Willow lies back, arms flopped out like a starfish, and I follow suit, turning my head toward her on the pillow. The silence that settles now isn’t awkward. It’s familiar. A quiet only best friends understand. This feels like home.

Her eyes flick toward me, and I see it—the crack beneath the smile. The place where grief lives when you’ve shoved it too deep to speak aloud. It’s like the giddy humor of seeing each other has faded and the reason why she is home, and I have been distraught is coming to a head between us.

I push up slowly, resting on one elbow. “I didn’t know if they told you but--” I say softly.

“I know,” she whispers. Her voice is so hollow it sounds like it’s been rung out and hung up to dry.

Willow curls into herself in the middle of the bed and doesn’t look at me. Just keeps staring at the ceiling like it might swallow her whole, or resurrect our father. I mean I know he’s not my real father but he is as close as I will get.

“I’m sorry,” I whisper back, trying to catch her eye.

I reach for her, slipping an arm beneath her neck and pulling her close until her temple is tucked against my collarbone.

I hold her there, tight. A fierce, protective hold.

My chin finds the top of her head and I don’t realize how tightly my eyes are squeezed shut until my throat threatens to collapse.

“He was like--” I whisper ready to call him mine too, but the words die on my lips. “I’m sorry about Tommy.”

“You can say it, you know?” She doesn’t move from my embrace.

I shake my head no. “He was yours, and I-”

“You are his daughter as much as I am…was.” I let out a shaky breath as she quickly exhales.

God, my chest caves at that.
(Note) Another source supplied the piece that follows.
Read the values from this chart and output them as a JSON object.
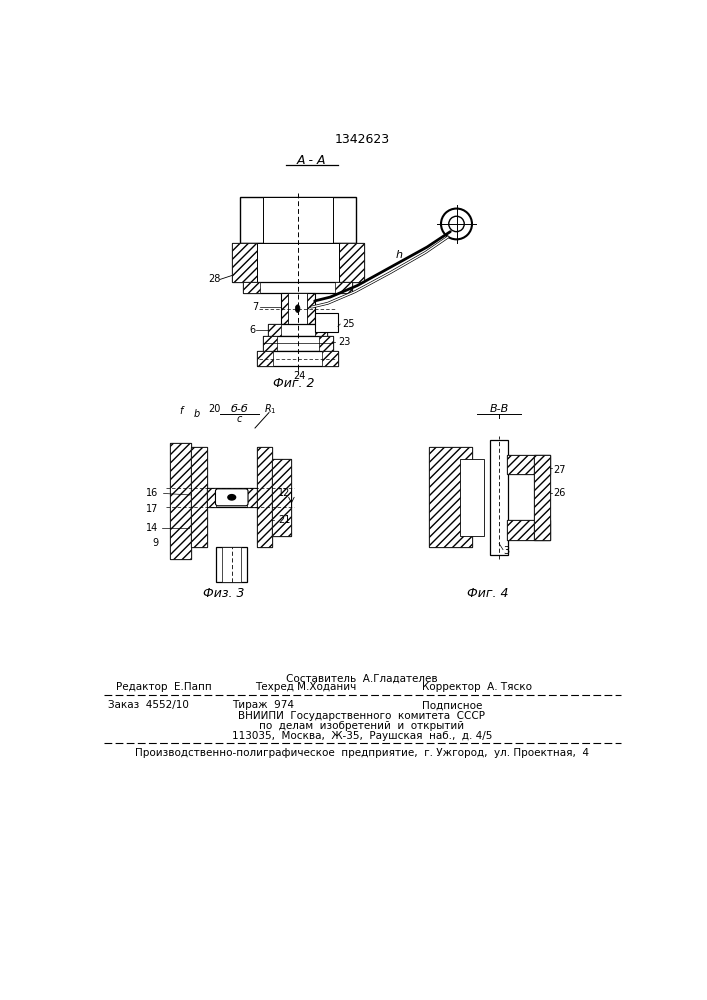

Tommy will never know how much he means to me. I never told him that he was like a father to me. I never said I love you to him, like really said I love you to him.

Willow kisses my knuckles. “He loved you.”
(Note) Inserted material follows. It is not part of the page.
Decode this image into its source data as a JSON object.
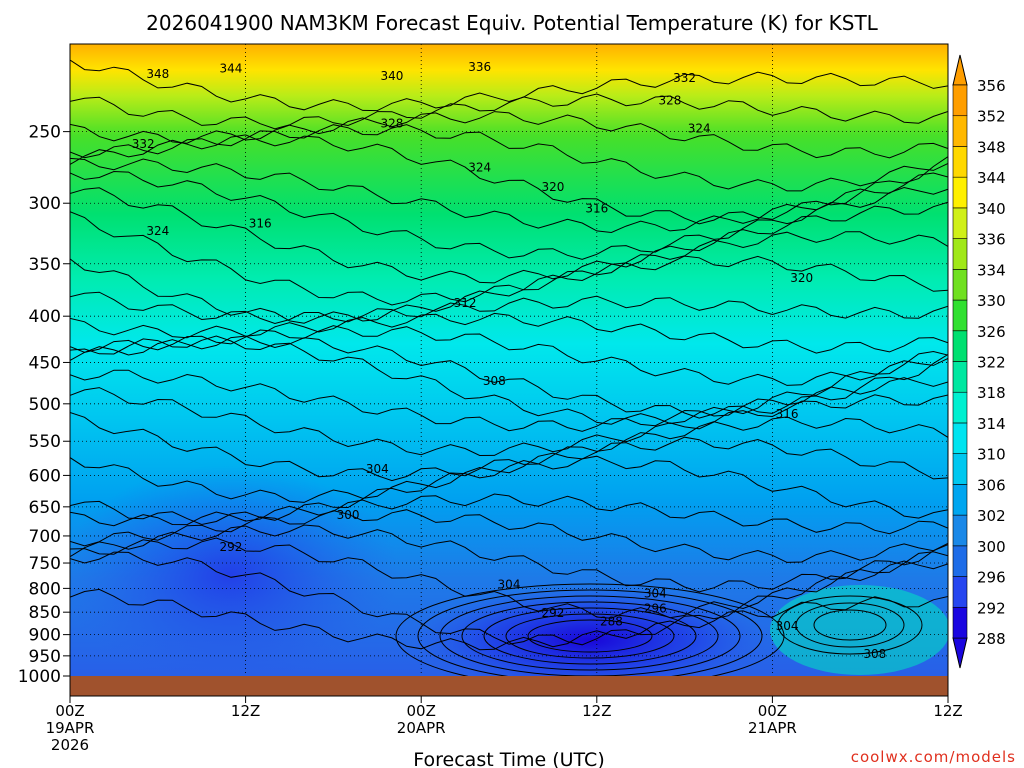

I inhale sharply, and Willow turns around, cooing as her arms wrap around my neck. “No more crying. You know Dad hated to see us cry, and I physically think I can’t cry anymore.”

“I don’t know how to stop,” I say, a light chuckle comes through the thick line of tears.. “It just… it won’t stop.”
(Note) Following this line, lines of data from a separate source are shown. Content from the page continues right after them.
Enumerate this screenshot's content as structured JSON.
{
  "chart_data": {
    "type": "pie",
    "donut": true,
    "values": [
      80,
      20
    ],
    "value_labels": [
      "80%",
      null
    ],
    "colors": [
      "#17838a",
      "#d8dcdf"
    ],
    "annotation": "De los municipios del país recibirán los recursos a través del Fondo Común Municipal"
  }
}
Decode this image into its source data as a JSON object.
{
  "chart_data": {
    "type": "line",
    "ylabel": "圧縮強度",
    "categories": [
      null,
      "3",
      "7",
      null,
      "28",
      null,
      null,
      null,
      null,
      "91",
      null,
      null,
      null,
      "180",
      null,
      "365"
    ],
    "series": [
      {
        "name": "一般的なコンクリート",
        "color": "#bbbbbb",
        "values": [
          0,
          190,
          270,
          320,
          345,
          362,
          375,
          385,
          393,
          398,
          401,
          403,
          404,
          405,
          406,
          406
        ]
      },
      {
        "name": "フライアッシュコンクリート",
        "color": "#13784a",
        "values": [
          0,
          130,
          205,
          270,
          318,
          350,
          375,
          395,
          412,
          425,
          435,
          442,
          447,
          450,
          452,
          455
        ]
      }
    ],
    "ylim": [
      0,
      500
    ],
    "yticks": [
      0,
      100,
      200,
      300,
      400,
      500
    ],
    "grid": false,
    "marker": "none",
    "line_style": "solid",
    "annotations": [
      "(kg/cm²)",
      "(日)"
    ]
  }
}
I swallow against the lump rising fast in my throat and press my mouth to Willow’s hair.

“He would’ve been proud of you,” I whisper. “You hear me? Tommy would’ve been so fucking proud of you.”

Willow shudders in my arms, and I feel the breath stutter out of her. Not a sob. Just a fragile, broken kind of exhale. Like she’s been holding in something sharp for too long.

I hold her tighter, and for a long while we don’t cry, or talk. We just hold each other, two daughters mourning the death of their father. My father . God, I never thought I would say that -- my father.